My wife and I took a couple chairs into the front yard along with our plastic eclipse glasses and sat down to watch the moon blot out the sun. The moon advanced upward from the bottom of the sun, creating a scimitar shape that grew larger as it progressed over the sun’s surface.

The light grew paler and paler with each passing minute. Then, suddenly, almost unexpectedly, the moon blotted out the entire surface of the sun. That’s when things got weird. It was suddenly night, and the corona around the sun or, actually the moon, was startling. It literally took our breath away.

I remembered seeing a total eclipse in the summer of 1944 when day turned into night for a few minutes. It was eerie then, too. I remember watching the eclipse progress through a pinhole in a small cereal box. My uncle, whom we were living with at the time, showed me how to make the hole and how to watch the eclipse through it.

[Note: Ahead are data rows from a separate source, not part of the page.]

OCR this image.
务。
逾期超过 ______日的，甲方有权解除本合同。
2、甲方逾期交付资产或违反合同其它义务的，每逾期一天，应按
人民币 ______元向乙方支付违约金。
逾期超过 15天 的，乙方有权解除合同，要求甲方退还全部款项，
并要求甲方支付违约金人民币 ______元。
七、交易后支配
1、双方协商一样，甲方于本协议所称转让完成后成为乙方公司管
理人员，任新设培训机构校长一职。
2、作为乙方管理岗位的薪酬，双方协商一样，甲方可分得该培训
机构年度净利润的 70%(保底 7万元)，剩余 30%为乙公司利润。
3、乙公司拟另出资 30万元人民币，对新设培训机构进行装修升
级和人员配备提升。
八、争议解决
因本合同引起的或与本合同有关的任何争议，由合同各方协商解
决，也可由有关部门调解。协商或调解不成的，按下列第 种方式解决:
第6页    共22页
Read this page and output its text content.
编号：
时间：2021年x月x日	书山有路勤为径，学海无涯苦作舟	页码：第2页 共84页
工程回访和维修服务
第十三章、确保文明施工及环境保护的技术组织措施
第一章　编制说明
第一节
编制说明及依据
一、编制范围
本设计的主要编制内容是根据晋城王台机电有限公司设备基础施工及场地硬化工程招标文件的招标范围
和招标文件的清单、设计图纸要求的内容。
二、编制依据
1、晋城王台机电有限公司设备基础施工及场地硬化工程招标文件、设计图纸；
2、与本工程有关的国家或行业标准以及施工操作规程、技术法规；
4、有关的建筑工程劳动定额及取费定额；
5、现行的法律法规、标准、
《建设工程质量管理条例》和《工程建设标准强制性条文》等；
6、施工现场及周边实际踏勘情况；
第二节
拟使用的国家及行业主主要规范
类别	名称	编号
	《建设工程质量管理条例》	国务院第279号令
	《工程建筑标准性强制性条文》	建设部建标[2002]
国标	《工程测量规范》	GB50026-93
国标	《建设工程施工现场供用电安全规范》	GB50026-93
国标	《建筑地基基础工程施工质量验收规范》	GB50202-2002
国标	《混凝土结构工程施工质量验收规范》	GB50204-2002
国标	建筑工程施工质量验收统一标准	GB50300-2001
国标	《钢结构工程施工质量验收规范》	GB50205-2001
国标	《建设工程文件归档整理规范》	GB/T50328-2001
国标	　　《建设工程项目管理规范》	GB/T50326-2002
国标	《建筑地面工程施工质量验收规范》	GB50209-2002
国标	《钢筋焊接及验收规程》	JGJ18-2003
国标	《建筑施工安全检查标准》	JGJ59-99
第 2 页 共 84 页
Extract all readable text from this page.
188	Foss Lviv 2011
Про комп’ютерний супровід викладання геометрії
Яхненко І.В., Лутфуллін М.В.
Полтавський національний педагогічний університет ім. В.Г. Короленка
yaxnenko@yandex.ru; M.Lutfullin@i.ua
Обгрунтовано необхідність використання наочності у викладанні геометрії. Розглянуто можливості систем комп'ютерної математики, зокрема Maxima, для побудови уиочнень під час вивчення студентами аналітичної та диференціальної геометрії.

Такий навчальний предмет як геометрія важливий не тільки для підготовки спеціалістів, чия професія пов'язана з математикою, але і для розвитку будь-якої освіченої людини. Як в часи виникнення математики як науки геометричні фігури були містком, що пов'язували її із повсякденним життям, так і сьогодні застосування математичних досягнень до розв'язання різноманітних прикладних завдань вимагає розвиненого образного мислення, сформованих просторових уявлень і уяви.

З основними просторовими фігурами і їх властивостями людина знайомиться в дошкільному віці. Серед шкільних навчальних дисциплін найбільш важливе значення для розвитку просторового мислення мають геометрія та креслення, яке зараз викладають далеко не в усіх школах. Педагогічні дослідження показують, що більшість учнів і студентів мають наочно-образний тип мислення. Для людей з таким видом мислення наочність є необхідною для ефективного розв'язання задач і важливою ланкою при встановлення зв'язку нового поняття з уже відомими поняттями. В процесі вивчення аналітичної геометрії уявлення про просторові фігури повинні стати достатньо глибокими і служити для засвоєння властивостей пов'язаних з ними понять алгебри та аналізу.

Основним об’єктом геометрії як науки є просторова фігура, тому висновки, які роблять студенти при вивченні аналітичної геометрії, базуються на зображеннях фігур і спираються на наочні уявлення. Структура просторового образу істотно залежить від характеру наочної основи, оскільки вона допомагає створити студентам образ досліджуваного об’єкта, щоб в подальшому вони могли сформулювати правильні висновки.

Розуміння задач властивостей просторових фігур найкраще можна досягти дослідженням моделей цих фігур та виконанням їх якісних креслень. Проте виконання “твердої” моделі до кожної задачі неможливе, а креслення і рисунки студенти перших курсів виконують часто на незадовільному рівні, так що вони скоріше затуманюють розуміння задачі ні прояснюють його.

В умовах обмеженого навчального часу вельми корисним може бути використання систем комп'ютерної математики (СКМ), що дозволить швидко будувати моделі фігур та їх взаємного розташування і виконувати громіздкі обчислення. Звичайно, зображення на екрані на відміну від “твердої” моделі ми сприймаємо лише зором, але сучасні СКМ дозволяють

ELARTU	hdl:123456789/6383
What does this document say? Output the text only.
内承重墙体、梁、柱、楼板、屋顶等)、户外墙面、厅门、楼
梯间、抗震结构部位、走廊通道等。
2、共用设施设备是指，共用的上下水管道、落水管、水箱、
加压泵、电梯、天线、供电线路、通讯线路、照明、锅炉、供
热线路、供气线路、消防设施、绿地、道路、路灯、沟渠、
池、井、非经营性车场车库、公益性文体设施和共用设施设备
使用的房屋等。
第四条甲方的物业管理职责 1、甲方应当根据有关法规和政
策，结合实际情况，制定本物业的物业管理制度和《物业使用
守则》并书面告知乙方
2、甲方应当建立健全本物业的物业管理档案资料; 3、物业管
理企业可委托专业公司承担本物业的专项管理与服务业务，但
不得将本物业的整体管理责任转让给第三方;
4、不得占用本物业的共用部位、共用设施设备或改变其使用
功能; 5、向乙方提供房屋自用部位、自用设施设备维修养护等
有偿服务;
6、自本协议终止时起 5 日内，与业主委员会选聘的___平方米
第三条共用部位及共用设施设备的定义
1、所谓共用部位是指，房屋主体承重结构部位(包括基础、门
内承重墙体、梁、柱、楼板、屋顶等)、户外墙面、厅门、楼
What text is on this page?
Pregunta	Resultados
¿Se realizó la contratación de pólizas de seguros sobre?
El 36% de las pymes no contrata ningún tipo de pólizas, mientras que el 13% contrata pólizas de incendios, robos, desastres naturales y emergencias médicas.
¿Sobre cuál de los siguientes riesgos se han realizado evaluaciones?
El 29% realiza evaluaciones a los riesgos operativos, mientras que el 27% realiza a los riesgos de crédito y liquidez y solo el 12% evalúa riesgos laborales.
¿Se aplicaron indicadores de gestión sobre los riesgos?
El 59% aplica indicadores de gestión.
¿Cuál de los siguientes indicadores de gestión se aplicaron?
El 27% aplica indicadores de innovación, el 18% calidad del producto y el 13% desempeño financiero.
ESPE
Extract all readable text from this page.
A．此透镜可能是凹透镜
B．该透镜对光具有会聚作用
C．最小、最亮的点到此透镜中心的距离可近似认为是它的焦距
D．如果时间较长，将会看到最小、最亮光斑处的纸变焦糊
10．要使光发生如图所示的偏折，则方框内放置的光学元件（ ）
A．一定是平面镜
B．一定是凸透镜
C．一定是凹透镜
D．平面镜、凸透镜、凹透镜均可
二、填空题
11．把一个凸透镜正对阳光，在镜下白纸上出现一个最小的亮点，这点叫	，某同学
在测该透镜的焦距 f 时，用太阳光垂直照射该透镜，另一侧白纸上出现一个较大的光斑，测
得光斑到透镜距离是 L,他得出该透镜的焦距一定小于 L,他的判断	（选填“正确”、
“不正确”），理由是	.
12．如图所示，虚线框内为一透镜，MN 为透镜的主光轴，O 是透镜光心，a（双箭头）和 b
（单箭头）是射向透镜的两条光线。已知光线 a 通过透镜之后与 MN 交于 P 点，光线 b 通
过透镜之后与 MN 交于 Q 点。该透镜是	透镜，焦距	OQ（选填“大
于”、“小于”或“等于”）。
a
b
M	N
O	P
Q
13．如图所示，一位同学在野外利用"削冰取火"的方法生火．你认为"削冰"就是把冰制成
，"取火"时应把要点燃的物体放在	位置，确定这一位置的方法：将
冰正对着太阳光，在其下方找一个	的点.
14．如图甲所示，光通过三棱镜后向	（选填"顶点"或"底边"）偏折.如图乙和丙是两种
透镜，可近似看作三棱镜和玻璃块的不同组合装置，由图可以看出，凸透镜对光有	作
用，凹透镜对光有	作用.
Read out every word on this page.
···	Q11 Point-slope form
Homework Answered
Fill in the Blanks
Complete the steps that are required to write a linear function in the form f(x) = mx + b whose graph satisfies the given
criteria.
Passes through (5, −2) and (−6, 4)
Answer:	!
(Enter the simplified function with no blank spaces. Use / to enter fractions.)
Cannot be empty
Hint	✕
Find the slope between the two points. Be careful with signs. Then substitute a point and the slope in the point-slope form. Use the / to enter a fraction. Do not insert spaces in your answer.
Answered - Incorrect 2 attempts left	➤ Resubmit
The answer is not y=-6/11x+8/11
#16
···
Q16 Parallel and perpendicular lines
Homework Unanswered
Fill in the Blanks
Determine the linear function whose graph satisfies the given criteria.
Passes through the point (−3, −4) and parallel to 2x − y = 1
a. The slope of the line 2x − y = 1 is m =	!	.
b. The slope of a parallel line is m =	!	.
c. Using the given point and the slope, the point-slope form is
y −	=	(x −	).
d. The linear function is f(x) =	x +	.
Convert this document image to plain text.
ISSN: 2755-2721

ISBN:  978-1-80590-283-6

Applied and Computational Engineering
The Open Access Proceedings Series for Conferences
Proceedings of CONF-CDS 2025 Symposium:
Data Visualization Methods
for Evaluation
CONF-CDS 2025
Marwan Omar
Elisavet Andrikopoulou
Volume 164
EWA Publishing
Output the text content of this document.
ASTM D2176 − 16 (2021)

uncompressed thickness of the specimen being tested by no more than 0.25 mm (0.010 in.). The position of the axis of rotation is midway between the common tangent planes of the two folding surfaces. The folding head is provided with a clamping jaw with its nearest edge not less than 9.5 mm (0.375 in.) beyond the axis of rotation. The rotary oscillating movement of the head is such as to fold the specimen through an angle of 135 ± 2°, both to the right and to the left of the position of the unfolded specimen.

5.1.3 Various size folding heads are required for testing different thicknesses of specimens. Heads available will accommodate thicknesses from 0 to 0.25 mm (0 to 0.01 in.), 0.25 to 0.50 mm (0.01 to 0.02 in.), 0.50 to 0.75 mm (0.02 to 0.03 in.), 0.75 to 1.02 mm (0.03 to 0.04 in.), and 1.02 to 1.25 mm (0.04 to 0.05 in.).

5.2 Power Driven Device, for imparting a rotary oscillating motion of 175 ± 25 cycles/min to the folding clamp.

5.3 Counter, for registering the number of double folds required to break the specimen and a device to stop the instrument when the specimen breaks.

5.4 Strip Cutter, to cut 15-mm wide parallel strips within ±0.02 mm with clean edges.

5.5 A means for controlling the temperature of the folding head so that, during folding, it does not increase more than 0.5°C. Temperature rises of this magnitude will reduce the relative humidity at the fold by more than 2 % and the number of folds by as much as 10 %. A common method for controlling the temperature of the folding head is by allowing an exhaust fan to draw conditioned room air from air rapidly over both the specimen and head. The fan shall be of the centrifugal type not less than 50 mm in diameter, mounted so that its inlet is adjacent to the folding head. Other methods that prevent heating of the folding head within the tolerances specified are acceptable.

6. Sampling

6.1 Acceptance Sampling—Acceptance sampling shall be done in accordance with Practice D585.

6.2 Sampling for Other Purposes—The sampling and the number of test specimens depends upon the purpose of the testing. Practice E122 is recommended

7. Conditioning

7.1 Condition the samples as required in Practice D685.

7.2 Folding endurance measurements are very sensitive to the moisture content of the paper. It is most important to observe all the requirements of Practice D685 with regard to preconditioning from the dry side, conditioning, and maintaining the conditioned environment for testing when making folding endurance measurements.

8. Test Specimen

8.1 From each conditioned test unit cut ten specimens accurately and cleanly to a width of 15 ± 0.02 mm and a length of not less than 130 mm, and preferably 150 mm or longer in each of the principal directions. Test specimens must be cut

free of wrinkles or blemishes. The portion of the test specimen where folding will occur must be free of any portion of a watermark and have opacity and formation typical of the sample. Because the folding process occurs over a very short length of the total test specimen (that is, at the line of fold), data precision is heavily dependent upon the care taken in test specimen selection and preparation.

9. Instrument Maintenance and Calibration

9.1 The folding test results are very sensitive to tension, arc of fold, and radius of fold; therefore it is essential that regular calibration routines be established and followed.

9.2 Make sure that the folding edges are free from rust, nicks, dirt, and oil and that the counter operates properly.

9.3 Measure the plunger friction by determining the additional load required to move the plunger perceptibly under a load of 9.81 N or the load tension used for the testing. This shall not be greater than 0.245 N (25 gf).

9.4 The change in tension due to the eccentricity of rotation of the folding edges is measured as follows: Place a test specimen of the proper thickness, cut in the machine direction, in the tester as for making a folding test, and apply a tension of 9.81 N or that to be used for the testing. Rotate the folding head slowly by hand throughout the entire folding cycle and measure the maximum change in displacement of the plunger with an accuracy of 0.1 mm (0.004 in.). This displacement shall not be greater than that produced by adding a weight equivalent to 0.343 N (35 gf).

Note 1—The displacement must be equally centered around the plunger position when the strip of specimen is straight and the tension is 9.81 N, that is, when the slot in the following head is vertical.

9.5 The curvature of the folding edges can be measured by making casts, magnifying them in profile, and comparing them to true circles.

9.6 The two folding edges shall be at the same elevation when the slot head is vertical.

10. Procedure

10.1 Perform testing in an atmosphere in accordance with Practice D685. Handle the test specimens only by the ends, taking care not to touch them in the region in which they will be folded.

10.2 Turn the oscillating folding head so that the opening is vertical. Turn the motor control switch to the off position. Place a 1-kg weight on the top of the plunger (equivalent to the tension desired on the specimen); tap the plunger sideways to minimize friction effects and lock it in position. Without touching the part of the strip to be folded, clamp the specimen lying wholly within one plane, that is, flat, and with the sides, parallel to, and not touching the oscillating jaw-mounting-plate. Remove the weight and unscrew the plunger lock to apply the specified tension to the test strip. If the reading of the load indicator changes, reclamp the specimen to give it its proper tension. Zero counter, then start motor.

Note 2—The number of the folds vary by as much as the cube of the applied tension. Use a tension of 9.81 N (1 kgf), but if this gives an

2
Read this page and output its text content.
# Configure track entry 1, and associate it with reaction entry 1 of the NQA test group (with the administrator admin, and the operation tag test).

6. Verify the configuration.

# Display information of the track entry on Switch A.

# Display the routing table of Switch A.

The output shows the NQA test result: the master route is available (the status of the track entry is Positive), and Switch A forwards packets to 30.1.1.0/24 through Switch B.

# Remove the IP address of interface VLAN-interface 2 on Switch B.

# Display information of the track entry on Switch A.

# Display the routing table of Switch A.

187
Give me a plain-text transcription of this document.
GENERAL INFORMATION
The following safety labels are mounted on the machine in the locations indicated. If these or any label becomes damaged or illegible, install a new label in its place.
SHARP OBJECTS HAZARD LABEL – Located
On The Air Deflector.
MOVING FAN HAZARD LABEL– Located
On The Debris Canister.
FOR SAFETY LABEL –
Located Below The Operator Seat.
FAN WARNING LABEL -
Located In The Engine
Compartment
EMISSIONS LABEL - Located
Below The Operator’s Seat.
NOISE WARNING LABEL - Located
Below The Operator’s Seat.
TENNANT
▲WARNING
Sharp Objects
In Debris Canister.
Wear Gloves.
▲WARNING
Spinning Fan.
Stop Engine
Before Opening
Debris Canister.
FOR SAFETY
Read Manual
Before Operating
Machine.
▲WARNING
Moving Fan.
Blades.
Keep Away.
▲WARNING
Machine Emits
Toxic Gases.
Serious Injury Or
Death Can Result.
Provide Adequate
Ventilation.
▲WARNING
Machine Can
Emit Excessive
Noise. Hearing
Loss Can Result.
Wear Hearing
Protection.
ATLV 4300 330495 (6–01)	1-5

There have been eclipses since then, of course, but they only blotted out part of the sun. There have also been eclipses of the moon but they happen at night when it’s already dark — so, not as much excitement there.

The most memorable total eclipse of the sun happened the day Christ was crucified. There are several accounts of that event in Scripture, and it has been depicted in several films about the life, death and resurrection of Jesus. I am grateful for the eclipse as a reminder of that astounding event.

I believe the next total eclipse is some 20 years away. May we be as startled then as we were April 8.